We’ll go closer in the next time,
the aircraft commander told himself. First electronics experts would have to examine the data and try to determine what was and what wasn’t safe, betting the lives of fellow Air Force officers with their conclusions. That was a happy thought. The crew relaxed, yawned, and started talking, mainly about the mission and what they had learned. Four and a half hours back to Elmendorf, and a shower, and some mandated crew rest.

 

 

The Japanese controllers were still not completely sure that they’d had contacts at all, but that would be determined by examining their onboard tapes. Their patrol patterns returned to their normal monitoring of commercial air traffic, and a few comments were exchanged on why the devil that traffic still continued. The answers were mainly shrugs and raised eyebrows and even more uncertainty than had existed when they’d thought they were tracking contacts. There was just something about looking at a radar screen for more than a few hours. Sooner or later your imagination took over, and the more you thought about it, the worse it got. But that, they knew, was the same for the other side in the game, too.

 

 

The central-bank heads were accustomed to VIP treatment. Their flights all arrived at John F. Kennedy International within the same hour. Each was met by a senior diplomat from their respective countries’ U.N. delegations, whisked past customs control, and sent to the city in a car with diplomatic tags. The common destination surprised them all, but the Federal Reserve Chairman explained that for convenience the New York FBI office was a better place for coordination than the local Federal Reserve bank, especially since it was large enough to accommodate the directors of the major trading houses—and since antitrust regulations were being suspended in the interest of American national security. That notification bemused the European visitors. Finally, they thought, America understood the national-security implications of financial matters. It had certainly taken them long enough.

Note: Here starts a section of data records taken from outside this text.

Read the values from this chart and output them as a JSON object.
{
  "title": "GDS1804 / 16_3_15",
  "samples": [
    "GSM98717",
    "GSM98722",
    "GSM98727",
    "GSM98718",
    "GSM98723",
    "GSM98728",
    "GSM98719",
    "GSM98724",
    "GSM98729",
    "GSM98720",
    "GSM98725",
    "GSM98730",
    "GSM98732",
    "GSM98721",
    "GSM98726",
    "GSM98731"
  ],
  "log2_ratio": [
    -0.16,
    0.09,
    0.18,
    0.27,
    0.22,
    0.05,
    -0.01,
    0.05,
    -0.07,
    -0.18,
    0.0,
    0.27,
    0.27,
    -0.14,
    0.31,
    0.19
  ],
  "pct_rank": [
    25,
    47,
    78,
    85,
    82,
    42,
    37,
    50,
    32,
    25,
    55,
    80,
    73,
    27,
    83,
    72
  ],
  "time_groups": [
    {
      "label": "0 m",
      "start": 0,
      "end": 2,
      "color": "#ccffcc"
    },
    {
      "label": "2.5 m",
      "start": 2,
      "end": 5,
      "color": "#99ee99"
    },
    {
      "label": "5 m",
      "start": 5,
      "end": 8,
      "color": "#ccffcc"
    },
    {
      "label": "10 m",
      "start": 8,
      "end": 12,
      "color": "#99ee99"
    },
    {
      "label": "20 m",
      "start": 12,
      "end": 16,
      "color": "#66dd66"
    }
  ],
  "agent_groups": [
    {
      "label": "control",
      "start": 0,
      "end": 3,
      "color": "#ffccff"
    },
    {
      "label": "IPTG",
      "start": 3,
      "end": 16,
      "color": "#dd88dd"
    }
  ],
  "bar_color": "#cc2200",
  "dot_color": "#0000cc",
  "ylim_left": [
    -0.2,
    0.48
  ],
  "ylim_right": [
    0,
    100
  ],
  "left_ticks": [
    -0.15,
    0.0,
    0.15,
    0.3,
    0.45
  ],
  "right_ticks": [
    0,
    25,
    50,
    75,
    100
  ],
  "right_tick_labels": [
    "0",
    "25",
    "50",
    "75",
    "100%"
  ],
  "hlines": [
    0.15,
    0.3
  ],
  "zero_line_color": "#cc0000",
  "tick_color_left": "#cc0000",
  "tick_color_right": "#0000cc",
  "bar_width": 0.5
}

George Winston and Mark Gant began their final briefing on the events of the previous week after an introduction from the Chairman and Secretary Fiedler, and by this time they had the presentation down pat.

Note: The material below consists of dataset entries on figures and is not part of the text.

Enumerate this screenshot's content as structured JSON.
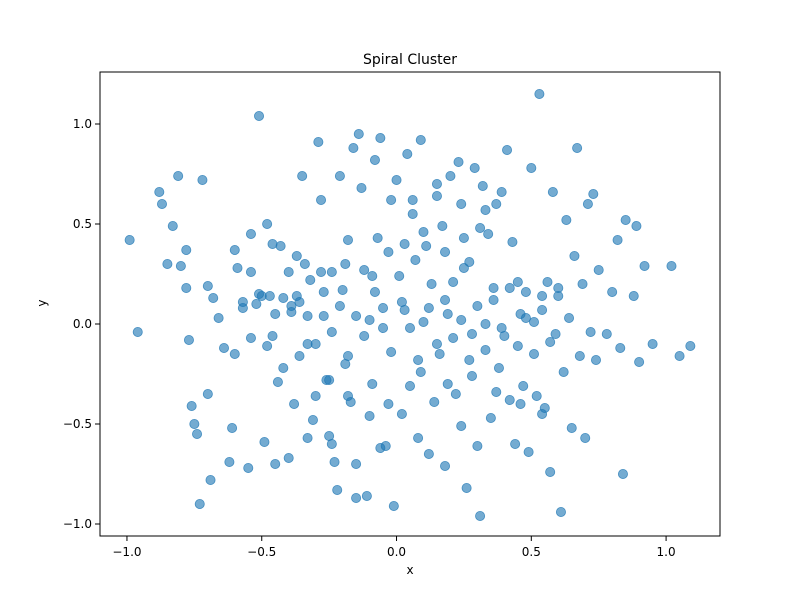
{
  "chart_data": {
    "type": "scatter",
    "title": "Spiral Cluster",
    "xlabel": "x",
    "ylabel": "y",
    "xlim": [
      -1.1,
      1.2
    ],
    "ylim": [
      -1.06,
      1.26
    ],
    "xticks": [
      -1.0,
      -0.5,
      0.0,
      0.5,
      1.0
    ],
    "yticks": [
      -1.0,
      -0.5,
      0.0,
      0.5,
      1.0
    ],
    "xtick_labels": [
      "−1.0",
      "−0.5",
      "0.0",
      "0.5",
      "1.0"
    ],
    "ytick_labels": [
      "−1.0",
      "−0.5",
      "0.0",
      "0.5",
      "1.0"
    ],
    "grid": false,
    "legend": "none",
    "colors": {
      "point": "#1f77b4",
      "point_edge": "#1f77b4"
    },
    "series": [
      {
        "points": [
          [
            -0.99,
            0.42
          ],
          [
            -0.96,
            -0.04
          ],
          [
            -0.88,
            0.66
          ],
          [
            -0.87,
            0.6
          ],
          [
            -0.85,
            0.3
          ],
          [
            -0.83,
            0.49
          ],
          [
            -0.81,
            0.74
          ],
          [
            -0.8,
            0.29
          ],
          [
            -0.78,
            0.37
          ],
          [
            -0.78,
            0.18
          ],
          [
            -0.77,
            -0.08
          ],
          [
            -0.76,
            -0.41
          ],
          [
            -0.75,
            -0.5
          ],
          [
            -0.74,
            -0.55
          ],
          [
            -0.73,
            -0.9
          ],
          [
            -0.72,
            0.72
          ],
          [
            -0.7,
            0.19
          ],
          [
            -0.7,
            -0.35
          ],
          [
            -0.69,
            -0.78
          ],
          [
            -0.68,
            0.13
          ],
          [
            -0.66,
            0.03
          ],
          [
            -0.64,
            -0.12
          ],
          [
            -0.62,
            -0.69
          ],
          [
            -0.61,
            -0.52
          ],
          [
            -0.6,
            0.37
          ],
          [
            -0.59,
            0.28
          ],
          [
            -0.57,
            0.08
          ],
          [
            -0.55,
            -0.72
          ],
          [
            -0.54,
            0.26
          ],
          [
            -0.52,
            0.1
          ],
          [
            -0.51,
            1.04
          ],
          [
            -0.5,
            0.14
          ],
          [
            -0.49,
            -0.59
          ],
          [
            -0.48,
            0.5
          ],
          [
            -0.47,
            0.14
          ],
          [
            -0.46,
            -0.06
          ],
          [
            -0.45,
            -0.7
          ],
          [
            -0.44,
            -0.29
          ],
          [
            -0.43,
            0.39
          ],
          [
            -0.42,
            0.13
          ],
          [
            -0.4,
            -0.67
          ],
          [
            -0.4,
            0.26
          ],
          [
            -0.39,
            0.06
          ],
          [
            -0.38,
            -0.4
          ],
          [
            -0.37,
            0.14
          ],
          [
            -0.36,
            0.11
          ],
          [
            -0.35,
            0.74
          ],
          [
            -0.34,
            0.3
          ],
          [
            -0.33,
            -0.1
          ],
          [
            -0.32,
            0.22
          ],
          [
            -0.3,
            -0.36
          ],
          [
            -0.29,
            0.91
          ],
          [
            -0.28,
            0.62
          ],
          [
            -0.27,
            0.04
          ],
          [
            -0.26,
            -0.28
          ],
          [
            -0.25,
            -0.56
          ],
          [
            -0.24,
            0.26
          ],
          [
            -0.23,
            -0.69
          ],
          [
            -0.22,
            -0.83
          ],
          [
            -0.21,
            0.74
          ],
          [
            -0.2,
            0.17
          ],
          [
            -0.19,
            -0.2
          ],
          [
            -0.18,
            0.42
          ],
          [
            -0.17,
            -0.39
          ],
          [
            -0.16,
            0.88
          ],
          [
            -0.15,
            -0.87
          ],
          [
            -0.14,
            0.95
          ],
          [
            -0.13,
            0.68
          ],
          [
            -0.12,
            0.27
          ],
          [
            -0.11,
            -0.86
          ],
          [
            -0.1,
            0.02
          ],
          [
            -0.09,
            -0.3
          ],
          [
            -0.08,
            0.82
          ],
          [
            -0.07,
            0.43
          ],
          [
            -0.06,
            0.93
          ],
          [
            -0.05,
            -0.02
          ],
          [
            -0.04,
            -0.61
          ],
          [
            -0.03,
            0.36
          ],
          [
            -0.02,
            0.62
          ],
          [
            -0.01,
            -0.91
          ],
          [
            0.0,
            0.72
          ],
          [
            0.01,
            0.24
          ],
          [
            0.02,
            -0.45
          ],
          [
            0.03,
            0.07
          ],
          [
            0.04,
            0.85
          ],
          [
            0.05,
            -0.31
          ],
          [
            0.06,
            0.55
          ],
          [
            0.07,
            0.32
          ],
          [
            0.08,
            -0.57
          ],
          [
            0.09,
            0.92
          ],
          [
            0.1,
            0.01
          ],
          [
            0.11,
            0.39
          ],
          [
            0.12,
            -0.65
          ],
          [
            0.13,
            0.2
          ],
          [
            0.14,
            -0.39
          ],
          [
            0.15,
            0.64
          ],
          [
            0.16,
            -0.15
          ],
          [
            0.17,
            0.49
          ],
          [
            0.18,
            -0.71
          ],
          [
            0.19,
            0.05
          ],
          [
            0.2,
            0.74
          ],
          [
            0.21,
            0.21
          ],
          [
            0.22,
            -0.35
          ],
          [
            0.23,
            0.81
          ],
          [
            0.24,
            -0.51
          ],
          [
            0.25,
            0.43
          ],
          [
            0.26,
            -0.82
          ],
          [
            0.27,
            0.31
          ],
          [
            0.28,
            -0.05
          ],
          [
            0.29,
            0.78
          ],
          [
            0.3,
            -0.61
          ],
          [
            0.31,
            -0.96
          ],
          [
            0.32,
            0.69
          ],
          [
            0.33,
            0.0
          ],
          [
            0.34,
            0.45
          ],
          [
            0.35,
            -0.47
          ],
          [
            0.36,
            0.18
          ],
          [
            0.37,
            0.6
          ],
          [
            0.38,
            -0.22
          ],
          [
            0.39,
            0.66
          ],
          [
            0.4,
            -0.06
          ],
          [
            0.41,
            0.87
          ],
          [
            0.42,
            -0.38
          ],
          [
            0.43,
            0.41
          ],
          [
            0.44,
            -0.6
          ],
          [
            0.45,
            0.21
          ],
          [
            0.46,
            0.05
          ],
          [
            0.47,
            -0.31
          ],
          [
            0.48,
            0.16
          ],
          [
            0.49,
            -0.64
          ],
          [
            0.5,
            0.78
          ],
          [
            0.51,
            0.01
          ],
          [
            0.52,
            -0.36
          ],
          [
            0.53,
            1.15
          ],
          [
            0.54,
            0.14
          ],
          [
            0.55,
            -0.42
          ],
          [
            0.56,
            0.21
          ],
          [
            0.57,
            -0.74
          ],
          [
            0.58,
            0.66
          ],
          [
            0.59,
            -0.05
          ],
          [
            0.6,
            0.14
          ],
          [
            0.61,
            -0.94
          ],
          [
            0.62,
            -0.24
          ],
          [
            0.63,
            0.52
          ],
          [
            0.64,
            0.03
          ],
          [
            0.65,
            -0.52
          ],
          [
            0.66,
            0.34
          ],
          [
            0.67,
            0.88
          ],
          [
            0.68,
            -0.16
          ],
          [
            0.69,
            0.2
          ],
          [
            0.7,
            -0.57
          ],
          [
            0.71,
            0.6
          ],
          [
            0.72,
            -0.04
          ],
          [
            0.73,
            0.65
          ],
          [
            0.74,
            -0.18
          ],
          [
            0.75,
            0.27
          ],
          [
            0.78,
            -0.05
          ],
          [
            0.8,
            0.16
          ],
          [
            0.82,
            0.42
          ],
          [
            0.83,
            -0.12
          ],
          [
            0.84,
            -0.75
          ],
          [
            0.85,
            0.52
          ],
          [
            0.88,
            0.14
          ],
          [
            0.89,
            0.49
          ],
          [
            0.9,
            -0.19
          ],
          [
            0.92,
            0.29
          ],
          [
            0.95,
            -0.1
          ],
          [
            1.02,
            0.29
          ],
          [
            1.05,
            -0.16
          ],
          [
            1.09,
            -0.11
          ],
          [
            -0.05,
            0.08
          ],
          [
            -0.02,
            -0.14
          ],
          [
            0.02,
            0.11
          ],
          [
            0.05,
            -0.02
          ],
          [
            0.08,
            -0.18
          ],
          [
            -0.12,
            -0.06
          ],
          [
            0.12,
            0.08
          ],
          [
            -0.08,
            0.16
          ],
          [
            0.15,
            -0.1
          ],
          [
            -0.15,
            0.04
          ],
          [
            0.18,
            0.12
          ],
          [
            -0.18,
            -0.16
          ],
          [
            0.21,
            -0.07
          ],
          [
            -0.21,
            0.09
          ],
          [
            0.24,
            0.02
          ],
          [
            -0.24,
            -0.04
          ],
          [
            0.27,
            -0.18
          ],
          [
            -0.27,
            0.16
          ],
          [
            0.3,
            0.09
          ],
          [
            -0.3,
            -0.1
          ],
          [
            0.33,
            -0.13
          ],
          [
            -0.33,
            0.04
          ],
          [
            0.36,
            0.12
          ],
          [
            -0.36,
            -0.16
          ],
          [
            0.39,
            -0.02
          ],
          [
            -0.39,
            0.09
          ],
          [
            0.42,
            0.18
          ],
          [
            -0.42,
            -0.22
          ],
          [
            0.45,
            -0.11
          ],
          [
            -0.45,
            0.05
          ],
          [
            0.48,
            0.03
          ],
          [
            -0.48,
            -0.11
          ],
          [
            0.51,
            -0.15
          ],
          [
            -0.51,
            0.15
          ],
          [
            0.54,
            0.07
          ],
          [
            -0.54,
            -0.07
          ],
          [
            0.57,
            -0.09
          ],
          [
            -0.57,
            0.11
          ],
          [
            0.6,
            0.18
          ],
          [
            -0.6,
            -0.15
          ],
          [
            0.03,
            0.4
          ],
          [
            -0.03,
            -0.4
          ],
          [
            0.1,
            0.46
          ],
          [
            -0.1,
            -0.46
          ],
          [
            0.18,
            0.36
          ],
          [
            -0.18,
            -0.36
          ],
          [
            0.25,
            0.28
          ],
          [
            -0.25,
            -0.28
          ],
          [
            0.31,
            0.48
          ],
          [
            -0.31,
            -0.48
          ],
          [
            0.06,
            0.62
          ],
          [
            -0.06,
            -0.62
          ],
          [
            0.15,
            0.7
          ],
          [
            -0.15,
            -0.7
          ],
          [
            0.24,
            0.6
          ],
          [
            -0.24,
            -0.6
          ],
          [
            0.33,
            0.57
          ],
          [
            -0.33,
            -0.57
          ],
          [
            0.09,
            -0.24
          ],
          [
            -0.09,
            0.24
          ],
          [
            0.19,
            -0.3
          ],
          [
            -0.19,
            0.3
          ],
          [
            0.28,
            -0.26
          ],
          [
            -0.28,
            0.26
          ],
          [
            0.37,
            -0.34
          ],
          [
            -0.37,
            0.34
          ],
          [
            0.46,
            -0.4
          ],
          [
            -0.46,
            0.4
          ],
          [
            0.54,
            -0.45
          ],
          [
            -0.54,
            0.45
          ]
        ]
      }
    ]
  }
}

“Bloody clever,” the head of the Bank of England observed to his German counterpart.

“Jawohl,”
was the whispered reply.

“How do we prevent something like this from happening again?” one of them wondered aloud.

“Better record-keeping systems for starters,” Fiedler replied alertly after something approaching a decent night’s sleep. “Aside from that ... ? It’s something we need to study for a while. Of greater interest are the remedial measures which we must now consider.”

“The yen must suffer for this,” the French banker observed at once. “And we must help you to protect the dollar in order to protect our own currencies.”

“Yes.” The Fed Chairman nodded at once. “Jean-Jacques, I’m glad you see it the same way we do.”

“And to save your equities markets, what will you do?” the head of the Bundesbank asked.

“This is going to sound somewhat crazy, but we think it will work,” Secretary Fiedler began, outlining the procedures that President Durling had
not
revealed in his speech and whose execution depended to a large degree on European cooperation. The visitors shared a common look, first of incredulity, then of approval.

Fiedler smiled. “Might I suggest that we coordinate our activities for Friday?”

 

 

Nine in the morning was considered an ungodly hour for the commencement of diplomatic negotiations, which helped the situation. The American delegation arrived at the Japanese Embassy on Massachusetts Avenue, N.W., in private cars, the better to conceal the situation.

The formalities were observed in all particulars. The conference room was large, with a correspondingly large table. The Americans took their places on one side and the Japanese on the other. Handshakes were exchanged because these were diplomats and such things were to be expected. Tea and coffee were available, but most just poured glasses of ice water into crystal glasses. To the annoyance of the Americans, some of the Japanese smoked. Scott Adler wondered if they did it just to unsettle him, and so to break the ice he requested and got a smoke from the Ambassador’s chief aide.